India’s production went up from 176 million tonnes in 1990-91 to 218 million tonnes in 2009-10 which works out to about 24%increase in 20 years. This increase itself is low. But increase in Tamilnadu is very much lower at 8% from 7.4 million tonnes in 1990-91 to only 8.0 million tonnes in 2009-10.
The reasons for the slow growth in production in Tamilnadu are:
• unremunerative prices for agricultural products resulting from high cost of agricultural labour.
• insufficient water for irrigation. During rainy season, large quantity of water flows into the sea without irrigating fields, as water is released from reservoirs even though not required, for want of storage space. So the urgent need is to construct more reservoirs which could be even underground reservoirs if necessary.

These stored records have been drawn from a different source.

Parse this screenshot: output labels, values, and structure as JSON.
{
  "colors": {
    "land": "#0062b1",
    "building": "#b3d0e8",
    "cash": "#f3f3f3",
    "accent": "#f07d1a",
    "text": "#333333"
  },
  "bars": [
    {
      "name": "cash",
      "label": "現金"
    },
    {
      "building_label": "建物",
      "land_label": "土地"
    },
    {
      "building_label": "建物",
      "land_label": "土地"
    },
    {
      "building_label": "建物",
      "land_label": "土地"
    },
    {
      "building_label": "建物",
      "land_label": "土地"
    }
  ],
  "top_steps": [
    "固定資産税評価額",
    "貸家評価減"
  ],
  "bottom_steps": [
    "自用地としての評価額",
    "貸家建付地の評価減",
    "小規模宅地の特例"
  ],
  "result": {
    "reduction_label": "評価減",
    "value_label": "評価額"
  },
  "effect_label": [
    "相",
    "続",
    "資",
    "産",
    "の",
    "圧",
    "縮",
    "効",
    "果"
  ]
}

• During rainy season, large quantity of water stagnates in shallow ditches. This water evaporates in 15-20 days after the rainy season. The period of stagnation is short and the depth of ditches is low and these do not permit recharge of underground water. What is required is to drain this water into nearby lakes where lakes exist nearby or to construct lakes in suitable area.
• Fertilizer use is satisfactory. In addition, there is enough manure by way of cow dung, chicken refuse, dry and green leaves etc.
There is a lot of scope in developing countries for creation of employment avenues. In developed countries, the scope for laying new roads is limited as they already have sufficient roads. Similarly, there is very limited scope for laying railway lines, drawing electricity and telecommunication lines, in building houses, in building lakes and digging canals, laying sewerage, expanding supply of piped gas etc., as saturation point has already reached. But in developing countries, the scope is unlimited. In other words, while it is difficult to generate employment in advanced countries, it is very easy to do so in developing countries.
All the works mentioned above, will not only eliminate unemployment, but would lead to labour shortage. However, priority should be established for undertaking the different works. Irrigation and agriculture should get the top priority. After digging lakes and irrigation wells around the lakes, it takes only about 4-5 months to get additional production of food grains. The second priority should be to set up cotton ginning, spinning and weaving mills and ready made garment units.
Funds should not be a problem as currency notes can be printed. This will not lead to long term inflation as with the digging of lakes, wells and canals, the production of food grains and other agricultural produce will increase which will lead to decrease in prices. Inflation would be there only for a short time, between the start of the work for digging lakes etc and the harvesting of the agricultural produce.